5, 4, 3, 2, 1. I am a firm believer that turning is a mind game and dancers tend to get frustrated or even scared about turning multiple times. The brain often thinks the more we do, the harder it is. I have found reverse counting has helped dancers to not think about the amount of turns, but focus on elements like spotting, pulling up, straightening the supporting leg, etc.

Next time, try counting backward from 5 and see what happens!



This has to be my favorite! You can either do this with your student or they can find a partner in the class. Partner A will be in front of partner B. Partner A will go on their knees, sitting up, and extend their arm up to sky so their hand is eye level to Partner B’s eyes. Partner B will take a preparation on the count of 7-8 and then a double pirouette on counts 1-2. Partner A will then flash two numbers on the hand that is up in the air on the counts of 1-2. It is Partner B’s job to guess what numbers they saw while spotting.
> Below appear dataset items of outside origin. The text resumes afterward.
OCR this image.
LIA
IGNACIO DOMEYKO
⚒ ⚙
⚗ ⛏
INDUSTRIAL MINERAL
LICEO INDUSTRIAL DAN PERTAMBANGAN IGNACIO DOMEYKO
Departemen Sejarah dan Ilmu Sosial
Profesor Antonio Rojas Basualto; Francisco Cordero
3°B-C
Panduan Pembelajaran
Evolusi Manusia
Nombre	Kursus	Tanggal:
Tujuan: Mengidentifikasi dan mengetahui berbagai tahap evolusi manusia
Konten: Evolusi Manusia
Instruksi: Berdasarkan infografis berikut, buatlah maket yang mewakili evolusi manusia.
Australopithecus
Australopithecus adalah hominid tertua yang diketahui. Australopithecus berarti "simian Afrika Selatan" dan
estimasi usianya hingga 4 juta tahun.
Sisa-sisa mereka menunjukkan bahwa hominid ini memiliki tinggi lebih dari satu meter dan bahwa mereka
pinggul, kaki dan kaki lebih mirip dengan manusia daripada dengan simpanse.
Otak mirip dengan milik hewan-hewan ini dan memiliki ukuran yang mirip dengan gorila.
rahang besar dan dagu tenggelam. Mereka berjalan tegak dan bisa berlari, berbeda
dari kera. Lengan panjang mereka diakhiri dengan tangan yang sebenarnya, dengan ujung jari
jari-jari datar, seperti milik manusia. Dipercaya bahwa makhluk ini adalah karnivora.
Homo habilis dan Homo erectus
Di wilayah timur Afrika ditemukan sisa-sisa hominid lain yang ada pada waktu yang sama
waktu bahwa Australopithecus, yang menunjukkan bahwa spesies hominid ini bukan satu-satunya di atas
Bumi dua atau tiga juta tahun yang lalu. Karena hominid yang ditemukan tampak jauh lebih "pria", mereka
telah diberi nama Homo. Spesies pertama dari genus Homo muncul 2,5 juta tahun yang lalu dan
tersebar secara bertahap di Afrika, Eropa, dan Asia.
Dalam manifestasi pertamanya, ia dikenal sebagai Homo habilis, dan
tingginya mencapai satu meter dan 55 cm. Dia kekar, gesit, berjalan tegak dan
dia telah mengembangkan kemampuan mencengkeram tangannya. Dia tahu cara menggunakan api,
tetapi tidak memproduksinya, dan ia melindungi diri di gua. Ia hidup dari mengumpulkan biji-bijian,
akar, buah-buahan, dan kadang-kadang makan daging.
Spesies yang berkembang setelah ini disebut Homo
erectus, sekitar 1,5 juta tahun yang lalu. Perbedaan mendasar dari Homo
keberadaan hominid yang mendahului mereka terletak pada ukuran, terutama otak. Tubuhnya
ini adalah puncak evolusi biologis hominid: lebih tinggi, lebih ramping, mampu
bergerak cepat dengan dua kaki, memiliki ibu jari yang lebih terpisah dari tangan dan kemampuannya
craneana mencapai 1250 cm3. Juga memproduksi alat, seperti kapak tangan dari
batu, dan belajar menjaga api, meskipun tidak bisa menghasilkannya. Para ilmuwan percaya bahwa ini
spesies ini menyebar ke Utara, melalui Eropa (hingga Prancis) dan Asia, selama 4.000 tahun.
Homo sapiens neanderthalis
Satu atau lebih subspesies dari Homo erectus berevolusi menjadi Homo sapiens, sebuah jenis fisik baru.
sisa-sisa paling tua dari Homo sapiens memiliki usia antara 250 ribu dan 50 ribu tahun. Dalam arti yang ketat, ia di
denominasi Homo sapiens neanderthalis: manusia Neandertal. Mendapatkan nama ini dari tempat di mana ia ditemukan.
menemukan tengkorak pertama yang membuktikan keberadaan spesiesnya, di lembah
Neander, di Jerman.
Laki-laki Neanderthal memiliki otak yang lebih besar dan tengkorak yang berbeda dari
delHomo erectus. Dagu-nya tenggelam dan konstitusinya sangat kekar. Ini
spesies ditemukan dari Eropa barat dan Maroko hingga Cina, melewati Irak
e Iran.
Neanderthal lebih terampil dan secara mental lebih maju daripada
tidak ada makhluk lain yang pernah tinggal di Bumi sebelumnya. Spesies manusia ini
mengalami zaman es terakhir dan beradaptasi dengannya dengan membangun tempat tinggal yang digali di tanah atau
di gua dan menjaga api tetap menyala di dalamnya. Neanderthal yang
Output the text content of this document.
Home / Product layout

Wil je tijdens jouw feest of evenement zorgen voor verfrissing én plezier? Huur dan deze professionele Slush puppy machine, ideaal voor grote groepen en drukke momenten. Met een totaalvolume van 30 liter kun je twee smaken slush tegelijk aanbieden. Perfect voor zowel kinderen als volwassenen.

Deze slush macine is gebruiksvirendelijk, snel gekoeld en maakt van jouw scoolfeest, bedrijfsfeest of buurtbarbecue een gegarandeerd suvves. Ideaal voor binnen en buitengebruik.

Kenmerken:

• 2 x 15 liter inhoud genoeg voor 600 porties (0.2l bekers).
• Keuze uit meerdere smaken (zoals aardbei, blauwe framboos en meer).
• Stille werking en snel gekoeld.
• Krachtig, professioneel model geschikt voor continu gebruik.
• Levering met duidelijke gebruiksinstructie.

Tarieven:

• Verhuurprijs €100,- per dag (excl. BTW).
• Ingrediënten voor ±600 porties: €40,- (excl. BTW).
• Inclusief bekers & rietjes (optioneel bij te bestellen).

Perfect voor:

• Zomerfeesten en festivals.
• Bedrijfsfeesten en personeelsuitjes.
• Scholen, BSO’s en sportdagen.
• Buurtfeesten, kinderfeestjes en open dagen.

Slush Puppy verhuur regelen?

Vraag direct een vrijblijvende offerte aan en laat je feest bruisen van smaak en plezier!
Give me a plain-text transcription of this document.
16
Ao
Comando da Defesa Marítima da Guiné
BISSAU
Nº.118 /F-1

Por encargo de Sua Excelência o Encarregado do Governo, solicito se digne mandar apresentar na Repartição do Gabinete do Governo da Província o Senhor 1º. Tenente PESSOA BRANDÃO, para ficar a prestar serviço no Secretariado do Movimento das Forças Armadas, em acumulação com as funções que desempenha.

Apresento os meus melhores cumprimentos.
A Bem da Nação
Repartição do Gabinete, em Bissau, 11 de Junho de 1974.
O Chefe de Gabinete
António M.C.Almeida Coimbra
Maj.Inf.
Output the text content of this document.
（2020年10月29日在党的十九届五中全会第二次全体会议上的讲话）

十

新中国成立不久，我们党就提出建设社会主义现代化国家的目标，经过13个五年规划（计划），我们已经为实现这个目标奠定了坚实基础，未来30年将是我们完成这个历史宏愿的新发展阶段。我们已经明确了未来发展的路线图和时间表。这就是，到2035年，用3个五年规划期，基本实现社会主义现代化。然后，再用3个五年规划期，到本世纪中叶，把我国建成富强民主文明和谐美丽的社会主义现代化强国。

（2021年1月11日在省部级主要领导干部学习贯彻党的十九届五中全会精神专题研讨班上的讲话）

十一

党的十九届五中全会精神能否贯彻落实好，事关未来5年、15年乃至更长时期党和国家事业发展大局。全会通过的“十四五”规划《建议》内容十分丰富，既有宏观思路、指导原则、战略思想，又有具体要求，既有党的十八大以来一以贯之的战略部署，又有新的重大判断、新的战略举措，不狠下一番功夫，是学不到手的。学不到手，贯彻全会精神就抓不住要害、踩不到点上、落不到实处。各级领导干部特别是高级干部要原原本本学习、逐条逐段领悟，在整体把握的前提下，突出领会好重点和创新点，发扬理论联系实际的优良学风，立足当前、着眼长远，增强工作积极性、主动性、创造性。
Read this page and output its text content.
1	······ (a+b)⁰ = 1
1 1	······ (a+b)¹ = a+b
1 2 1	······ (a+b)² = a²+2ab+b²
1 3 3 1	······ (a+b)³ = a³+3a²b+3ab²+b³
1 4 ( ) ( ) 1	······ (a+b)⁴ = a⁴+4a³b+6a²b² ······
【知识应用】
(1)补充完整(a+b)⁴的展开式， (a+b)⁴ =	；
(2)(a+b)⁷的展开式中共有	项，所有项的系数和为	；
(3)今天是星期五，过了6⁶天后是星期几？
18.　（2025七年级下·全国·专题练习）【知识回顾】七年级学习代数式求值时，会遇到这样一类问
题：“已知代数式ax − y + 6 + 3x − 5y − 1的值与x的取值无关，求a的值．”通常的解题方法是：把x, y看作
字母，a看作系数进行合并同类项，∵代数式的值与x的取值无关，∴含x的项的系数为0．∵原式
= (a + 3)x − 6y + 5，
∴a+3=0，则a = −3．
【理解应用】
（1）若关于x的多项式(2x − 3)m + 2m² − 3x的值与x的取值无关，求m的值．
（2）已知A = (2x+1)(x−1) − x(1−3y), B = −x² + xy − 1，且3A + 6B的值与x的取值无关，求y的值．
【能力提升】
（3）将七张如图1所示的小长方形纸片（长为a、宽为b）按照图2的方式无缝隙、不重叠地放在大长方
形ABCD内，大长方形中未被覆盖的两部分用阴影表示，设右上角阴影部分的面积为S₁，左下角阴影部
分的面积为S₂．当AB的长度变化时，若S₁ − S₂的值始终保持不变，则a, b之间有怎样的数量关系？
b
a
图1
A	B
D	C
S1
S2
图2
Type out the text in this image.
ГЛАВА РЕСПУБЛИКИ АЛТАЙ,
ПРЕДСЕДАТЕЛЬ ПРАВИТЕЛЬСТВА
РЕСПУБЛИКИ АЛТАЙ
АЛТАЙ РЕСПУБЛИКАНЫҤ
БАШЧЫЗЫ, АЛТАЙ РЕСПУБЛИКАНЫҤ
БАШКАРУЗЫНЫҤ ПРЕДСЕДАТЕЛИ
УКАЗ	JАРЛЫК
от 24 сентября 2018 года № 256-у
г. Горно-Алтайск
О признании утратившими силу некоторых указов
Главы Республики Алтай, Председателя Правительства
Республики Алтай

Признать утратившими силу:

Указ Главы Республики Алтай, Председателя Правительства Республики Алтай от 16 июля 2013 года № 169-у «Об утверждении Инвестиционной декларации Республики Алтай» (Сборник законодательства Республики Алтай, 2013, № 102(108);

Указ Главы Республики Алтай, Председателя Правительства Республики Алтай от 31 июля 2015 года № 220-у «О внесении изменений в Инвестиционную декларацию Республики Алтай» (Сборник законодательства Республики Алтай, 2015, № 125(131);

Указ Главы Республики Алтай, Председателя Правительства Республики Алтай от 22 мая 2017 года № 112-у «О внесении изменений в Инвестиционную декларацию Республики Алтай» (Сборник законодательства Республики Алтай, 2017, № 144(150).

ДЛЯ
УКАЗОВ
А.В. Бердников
If you want to work on triple pirouette’s then Partner A would flash three numbers and so on. You will see their spot become so clear and crisp because they need laser focus to see those numbers.

This will not help their spot overnight, however, the more you do this exercise, the better. The dancers also think it’s FUN!


Trim the Paper

You will need two neon color, legal size pieces of paper per dancer in the class for this exercise. Have the dancers line up across the room facing the mirror, take one piece of paper and tape it to the mirror right to their eye line. Starting on either side, you will ball change on the counts 7-8, working on doubles first (even for advanced) pirouette on 1-2 spotting the piece of paper on the mirror. You will let them try this three times. Then  cut that piece of paper in half. Repeat the process. Again, cut that piece of paper in half and repeat. You will cut until till the piece of paper is the size of a pea.

Explain to the dancers that this is how detailed and focused the spot has to be. Redirect them to a smaller target instead of “this wall” or “that poster”. This exercise is very helpful for the advanced dancers when they start changing spots during turns.


Spotting on Stage

Just a small side note that I find helps dancers: It is the dancers job when to spot during their preparation for the turn. They cannot wait till the actual turn itself, it’s too late. To prep your dancers for this, I would have them face all different parts of the room, not just mirror, when they practice.